The Glass of Wine
Berlin, Gemdldegalerie
65x77 1658-60

(Large)
A man swathed in darkness holds a pitcher of wine, while watching an elegantly dressed woman drink. She is wearing a silk dress with gold edging, and her face is partially hidden by her headscarf and by the glass itself, almost like a mask. The two have been playing music, a theme often associated with love. This is a subdued, careful painting of elegant people in an elegant room with a gold-framed landscape on the wall.

The room is in partial darkness because of curtains and shutters, and the most brightly illuminated parts of the painting is the carefully rendered window. In composition, it seems similar to the works of Vermeer's contemporary, Pieter de Hooch.
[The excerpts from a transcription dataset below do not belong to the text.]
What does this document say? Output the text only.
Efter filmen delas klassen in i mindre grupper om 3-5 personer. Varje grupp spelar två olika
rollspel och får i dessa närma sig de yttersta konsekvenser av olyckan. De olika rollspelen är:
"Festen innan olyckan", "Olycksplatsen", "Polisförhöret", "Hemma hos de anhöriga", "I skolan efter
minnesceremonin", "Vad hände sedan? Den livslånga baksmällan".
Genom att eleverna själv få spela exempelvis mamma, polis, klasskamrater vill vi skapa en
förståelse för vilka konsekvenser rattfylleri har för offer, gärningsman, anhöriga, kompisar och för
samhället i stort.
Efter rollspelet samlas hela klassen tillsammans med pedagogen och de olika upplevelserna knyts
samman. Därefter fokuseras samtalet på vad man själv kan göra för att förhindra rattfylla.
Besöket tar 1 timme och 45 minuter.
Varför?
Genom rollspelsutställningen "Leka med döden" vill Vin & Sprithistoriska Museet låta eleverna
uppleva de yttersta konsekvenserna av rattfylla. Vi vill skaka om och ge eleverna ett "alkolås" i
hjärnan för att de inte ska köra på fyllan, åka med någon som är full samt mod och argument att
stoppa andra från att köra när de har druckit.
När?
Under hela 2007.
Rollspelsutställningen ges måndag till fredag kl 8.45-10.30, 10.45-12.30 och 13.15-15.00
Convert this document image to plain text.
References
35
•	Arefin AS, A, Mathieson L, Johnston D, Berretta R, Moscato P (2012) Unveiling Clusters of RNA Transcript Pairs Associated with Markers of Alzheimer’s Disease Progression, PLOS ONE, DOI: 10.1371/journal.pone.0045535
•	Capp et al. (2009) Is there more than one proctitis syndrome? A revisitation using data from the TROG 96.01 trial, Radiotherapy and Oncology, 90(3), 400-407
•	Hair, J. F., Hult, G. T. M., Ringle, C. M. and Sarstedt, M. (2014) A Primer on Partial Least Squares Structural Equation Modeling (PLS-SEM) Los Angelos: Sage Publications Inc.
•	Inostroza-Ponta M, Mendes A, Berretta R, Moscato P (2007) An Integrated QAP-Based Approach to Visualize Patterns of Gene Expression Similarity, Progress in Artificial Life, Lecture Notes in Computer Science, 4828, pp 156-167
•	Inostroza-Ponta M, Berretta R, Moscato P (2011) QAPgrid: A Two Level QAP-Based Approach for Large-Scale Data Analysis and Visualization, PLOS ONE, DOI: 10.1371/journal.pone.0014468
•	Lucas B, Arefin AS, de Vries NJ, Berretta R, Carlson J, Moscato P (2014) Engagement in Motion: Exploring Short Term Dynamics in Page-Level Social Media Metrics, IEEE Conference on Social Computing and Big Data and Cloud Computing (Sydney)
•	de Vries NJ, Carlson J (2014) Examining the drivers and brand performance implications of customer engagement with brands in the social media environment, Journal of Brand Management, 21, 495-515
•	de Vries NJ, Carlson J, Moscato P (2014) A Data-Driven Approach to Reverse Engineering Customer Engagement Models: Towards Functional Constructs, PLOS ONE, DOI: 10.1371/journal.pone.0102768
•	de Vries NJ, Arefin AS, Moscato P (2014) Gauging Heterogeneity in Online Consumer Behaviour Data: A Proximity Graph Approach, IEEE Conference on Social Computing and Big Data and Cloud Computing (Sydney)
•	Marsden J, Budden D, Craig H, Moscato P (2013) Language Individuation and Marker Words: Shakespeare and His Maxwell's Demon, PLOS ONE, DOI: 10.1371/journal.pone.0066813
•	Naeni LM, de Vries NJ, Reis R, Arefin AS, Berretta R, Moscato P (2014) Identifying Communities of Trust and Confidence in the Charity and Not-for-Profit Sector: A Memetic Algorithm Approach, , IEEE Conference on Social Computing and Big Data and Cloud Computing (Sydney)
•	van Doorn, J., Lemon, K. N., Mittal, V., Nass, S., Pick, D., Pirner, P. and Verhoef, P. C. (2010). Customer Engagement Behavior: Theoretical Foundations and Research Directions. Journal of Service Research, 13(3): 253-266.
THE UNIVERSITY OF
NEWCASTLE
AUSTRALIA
The window shows the arms of Jannetje Vogel, who married Vermeer's neighbor, Moses Nederveen. Surrounding the arms is the figure of a woman holding a horse's bridle in one hand, an image of temperance. The window is identical to that in The Girl with the Wineglass, another exhortation of Temperance. According to Jacob Cats, a contemporary writer, women should be forbidden drink altogether, as alcohol was the first step towards whoring.

So it seems that a seduction is taking place, with wine as the lubricant. Could it be that the man is Vermeer, at least symbolically, and the woman is Jannetje, wife of his neighbor?